With 108 characters to recruit, the intertwining storylines will keep players entertained and intrigued as more of the cast get air time compared to previous titles. Although this is a sequel to Suikoden 2, no knowledge of the previous games is needed to understand or enjoy the story. That knowledge is an added bonus, giving more appreciation to some situations discussed, as well as knowing who in the cast is appearing again.
If there is one flaw to the game that severely hurts it, it can be found in the combat system. The style of 1&2 were perfect. Konami decided to change its formula by pairing characters in combat. You give a command to each pair, rather than as individuals. This makes combat clunky, and not positive strategically, as only one person gets a specific action while the other is forced into attacking. I might need to heal but at the same time need to use other magic. If both of my magicians are in the same pair, then I am forced to choose one or the other, reducing my combat potential. Maybe I want the person I need to heal to guard, thus heightening his ability to live. Well, if he is in the healer’s pair he’d be stuck attacking. If not, then I’ve got another person guarding that doesn’t need to.
One positive addition to combat is the skill system. In addition to normal XP, skill points are earned to be used towards gaining and leveling up skills. These can range from better buffs from armor, to dealing more damage, to faster casting times. The general theory is great but some of the practice is left to be desired as each character has a different amount of open skill slots, as well as a vastly different adeptness at upgrading them. This causes problems when it becomes obvious that some skills are vastly better than others, and when using your favorite characters they cannot be tricked out as much as possible. It also conflicts with magic, setting up a system of sacrificing other physical skills to make using rune magic more viable.
Due to the jump up to the PS2, the visuals are now new and improved. As this is a decade later, the graphics have not held up for obvious reasons, unlike the sprite-based graphics of Suikoden 1 and 2 that will always have that vintage appeal. This will be a sticking point for some people who yearn new-gen graphics, as PS2 graphics on a PS3 don’t look that good. This also has the consequence of adding more wasted time to the game due to the needs of traversing bigger locations. It is a risk/reward of going from sprite to 3D graphics, and sadly, it slows the game’s progression down. With little to actually see in the world, it also means lots of traveling time revealing nothing of interest.

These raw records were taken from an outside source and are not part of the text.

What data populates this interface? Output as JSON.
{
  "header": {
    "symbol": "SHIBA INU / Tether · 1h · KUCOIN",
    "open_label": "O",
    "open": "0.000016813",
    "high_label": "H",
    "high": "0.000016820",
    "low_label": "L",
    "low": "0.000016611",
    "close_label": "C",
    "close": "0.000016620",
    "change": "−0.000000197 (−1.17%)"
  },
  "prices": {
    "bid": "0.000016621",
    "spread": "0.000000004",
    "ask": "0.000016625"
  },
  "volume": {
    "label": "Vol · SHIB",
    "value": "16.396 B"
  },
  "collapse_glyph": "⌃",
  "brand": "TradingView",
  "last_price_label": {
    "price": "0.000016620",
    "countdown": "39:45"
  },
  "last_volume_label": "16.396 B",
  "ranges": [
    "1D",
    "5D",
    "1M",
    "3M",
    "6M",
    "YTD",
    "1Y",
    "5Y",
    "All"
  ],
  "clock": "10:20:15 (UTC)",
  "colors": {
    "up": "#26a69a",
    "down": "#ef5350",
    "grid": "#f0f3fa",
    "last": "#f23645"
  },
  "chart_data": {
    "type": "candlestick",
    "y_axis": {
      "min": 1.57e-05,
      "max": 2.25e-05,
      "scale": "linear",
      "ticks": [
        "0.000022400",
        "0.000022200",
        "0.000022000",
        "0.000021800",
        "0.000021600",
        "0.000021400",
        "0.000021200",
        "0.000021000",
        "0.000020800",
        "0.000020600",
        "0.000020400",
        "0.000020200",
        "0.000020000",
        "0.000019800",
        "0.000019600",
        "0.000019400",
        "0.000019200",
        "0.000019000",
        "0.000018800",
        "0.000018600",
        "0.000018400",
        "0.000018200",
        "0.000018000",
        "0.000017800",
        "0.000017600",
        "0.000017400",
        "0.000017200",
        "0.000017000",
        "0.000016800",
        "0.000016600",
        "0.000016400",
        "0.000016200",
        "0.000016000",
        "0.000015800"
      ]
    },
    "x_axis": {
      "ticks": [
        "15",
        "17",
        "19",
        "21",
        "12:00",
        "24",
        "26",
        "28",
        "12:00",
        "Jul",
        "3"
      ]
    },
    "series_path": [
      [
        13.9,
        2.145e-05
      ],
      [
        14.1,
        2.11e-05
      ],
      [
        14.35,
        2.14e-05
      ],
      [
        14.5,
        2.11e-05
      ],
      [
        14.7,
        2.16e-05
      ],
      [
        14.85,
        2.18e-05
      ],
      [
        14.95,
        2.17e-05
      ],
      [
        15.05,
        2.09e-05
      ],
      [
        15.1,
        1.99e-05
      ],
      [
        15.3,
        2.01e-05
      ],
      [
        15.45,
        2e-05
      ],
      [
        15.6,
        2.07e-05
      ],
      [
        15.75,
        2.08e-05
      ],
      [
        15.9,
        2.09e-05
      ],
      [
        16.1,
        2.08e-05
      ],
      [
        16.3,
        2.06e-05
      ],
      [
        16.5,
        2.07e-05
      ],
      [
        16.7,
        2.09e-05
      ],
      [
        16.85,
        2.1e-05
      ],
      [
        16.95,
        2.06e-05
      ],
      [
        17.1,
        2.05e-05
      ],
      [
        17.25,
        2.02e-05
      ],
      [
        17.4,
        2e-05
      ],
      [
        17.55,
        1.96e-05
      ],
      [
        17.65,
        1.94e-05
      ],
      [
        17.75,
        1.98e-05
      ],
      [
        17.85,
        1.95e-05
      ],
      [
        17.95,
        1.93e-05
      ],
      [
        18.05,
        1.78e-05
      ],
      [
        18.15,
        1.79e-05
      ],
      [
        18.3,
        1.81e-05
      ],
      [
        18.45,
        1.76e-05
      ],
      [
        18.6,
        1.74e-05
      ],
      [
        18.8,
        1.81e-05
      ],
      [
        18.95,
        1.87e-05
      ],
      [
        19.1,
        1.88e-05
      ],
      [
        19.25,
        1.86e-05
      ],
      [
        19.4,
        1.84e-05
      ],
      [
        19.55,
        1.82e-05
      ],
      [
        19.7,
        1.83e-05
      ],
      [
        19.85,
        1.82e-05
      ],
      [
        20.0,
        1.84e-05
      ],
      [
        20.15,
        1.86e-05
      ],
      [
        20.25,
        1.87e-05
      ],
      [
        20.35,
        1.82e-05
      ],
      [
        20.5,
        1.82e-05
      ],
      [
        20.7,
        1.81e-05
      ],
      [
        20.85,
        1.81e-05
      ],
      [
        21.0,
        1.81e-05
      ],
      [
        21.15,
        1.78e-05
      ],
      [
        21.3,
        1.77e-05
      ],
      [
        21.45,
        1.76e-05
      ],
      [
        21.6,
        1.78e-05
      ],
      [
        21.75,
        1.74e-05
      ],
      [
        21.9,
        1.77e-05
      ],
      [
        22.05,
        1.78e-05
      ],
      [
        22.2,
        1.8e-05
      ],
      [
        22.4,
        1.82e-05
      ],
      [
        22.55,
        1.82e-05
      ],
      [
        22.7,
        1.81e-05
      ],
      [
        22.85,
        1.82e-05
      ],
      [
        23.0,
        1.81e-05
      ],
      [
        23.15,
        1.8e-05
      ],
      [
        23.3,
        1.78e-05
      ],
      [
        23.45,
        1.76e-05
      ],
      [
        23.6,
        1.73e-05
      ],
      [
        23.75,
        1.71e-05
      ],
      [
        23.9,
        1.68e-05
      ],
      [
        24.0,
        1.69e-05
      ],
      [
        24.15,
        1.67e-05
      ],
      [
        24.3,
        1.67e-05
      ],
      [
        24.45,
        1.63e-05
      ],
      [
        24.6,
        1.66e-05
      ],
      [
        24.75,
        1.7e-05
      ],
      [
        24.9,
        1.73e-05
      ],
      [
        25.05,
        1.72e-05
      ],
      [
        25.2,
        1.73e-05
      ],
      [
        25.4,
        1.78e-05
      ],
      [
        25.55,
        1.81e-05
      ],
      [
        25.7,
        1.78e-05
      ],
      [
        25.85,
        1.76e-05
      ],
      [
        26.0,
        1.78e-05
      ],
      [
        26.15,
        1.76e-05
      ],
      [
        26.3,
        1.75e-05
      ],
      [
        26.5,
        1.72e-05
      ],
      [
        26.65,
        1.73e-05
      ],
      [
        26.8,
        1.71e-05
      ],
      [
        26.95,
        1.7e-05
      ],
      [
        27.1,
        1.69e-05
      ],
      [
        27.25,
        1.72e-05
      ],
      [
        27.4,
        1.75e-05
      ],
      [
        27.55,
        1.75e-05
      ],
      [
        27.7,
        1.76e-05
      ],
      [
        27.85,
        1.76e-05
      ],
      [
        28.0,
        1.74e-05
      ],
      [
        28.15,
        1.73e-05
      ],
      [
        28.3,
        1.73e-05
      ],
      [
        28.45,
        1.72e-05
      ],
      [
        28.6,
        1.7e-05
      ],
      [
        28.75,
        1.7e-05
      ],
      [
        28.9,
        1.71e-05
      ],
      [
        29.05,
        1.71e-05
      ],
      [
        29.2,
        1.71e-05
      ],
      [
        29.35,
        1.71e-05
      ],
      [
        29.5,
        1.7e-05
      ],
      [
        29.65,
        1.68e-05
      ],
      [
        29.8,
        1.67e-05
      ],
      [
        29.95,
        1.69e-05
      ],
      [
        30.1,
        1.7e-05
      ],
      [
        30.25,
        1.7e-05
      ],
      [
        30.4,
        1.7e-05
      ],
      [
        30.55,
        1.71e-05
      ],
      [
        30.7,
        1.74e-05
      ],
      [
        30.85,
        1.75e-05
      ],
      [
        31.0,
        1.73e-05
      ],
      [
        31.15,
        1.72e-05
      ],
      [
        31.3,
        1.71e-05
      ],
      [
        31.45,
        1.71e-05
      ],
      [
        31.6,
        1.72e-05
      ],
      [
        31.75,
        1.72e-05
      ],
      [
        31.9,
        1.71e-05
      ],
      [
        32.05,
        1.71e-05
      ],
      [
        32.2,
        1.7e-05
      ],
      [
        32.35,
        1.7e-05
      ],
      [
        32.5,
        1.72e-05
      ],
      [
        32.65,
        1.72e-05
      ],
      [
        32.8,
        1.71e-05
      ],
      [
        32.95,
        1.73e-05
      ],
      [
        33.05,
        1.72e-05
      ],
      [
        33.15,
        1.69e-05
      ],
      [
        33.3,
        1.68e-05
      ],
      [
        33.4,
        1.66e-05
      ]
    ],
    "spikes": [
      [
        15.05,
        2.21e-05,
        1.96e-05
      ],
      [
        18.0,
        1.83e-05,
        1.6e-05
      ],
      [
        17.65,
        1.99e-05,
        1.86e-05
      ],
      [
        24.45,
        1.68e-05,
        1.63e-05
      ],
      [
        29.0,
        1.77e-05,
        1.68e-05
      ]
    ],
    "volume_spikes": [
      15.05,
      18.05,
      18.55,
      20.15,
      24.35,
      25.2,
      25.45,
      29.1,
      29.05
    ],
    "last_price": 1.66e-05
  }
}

The army combat that has always been fun and unique to the series gets a big change, and a positive one for those who enjoy using many of the different characters. Your units are put into groups up to four, and are moved on a connecting field. Your character’s stats matter as those are used to determine combat damage, unlike in the previous games. Terrain and strategic concepts like flanking also play a big importance, giving a layer of strategy that was not present in previous titles.
Another change from RPG tradition is the lack of treasure chests and mini-bosses. Instead, they are combined. In certain areas you’ll find an enemy physically on the map. Get close enough and it’ll start a mini-boss battle. Some are more dangerous than others. These bosses guard a treasure chest with random loot. This is important to note because other than recruiting characters, these chests serve as the only side quests to the game as they refill after a period of time. The loot is also helpful as it gives a financial windfall, as well as giving access to plenty of powerful gear early on, assuming the boss can be defeated.
Suikoden 2 had fun mini-games to help give a break to the main story, and sadly the best of them are missing. The Iron Chef mode is gone, leaving a void for stuff to do. This can be the chief complaint of the game. Aside from recruiting and fighting mini-bosses for treasure, there is not much to do.
Suikoden 3 is a fine installment to end the trilogy. An issue for fans will be the departure from traditional combat mechanics established through 1&2. Newcomers to the franchise won’t notice, and with little backstory needed to immerse oneself in the story, it makes a fine starting point. It still feels and plays like a Suikoden game, which is most important.
Summary: Overlooking the change of combat mechanics and the outdated graphics, fans and newcomers to the series will find an engaging storyline that keeps pace with its predecessors. Even with zero knowledge of Suikoden 1&2, the story is self-contained, and a good launching pad into the series.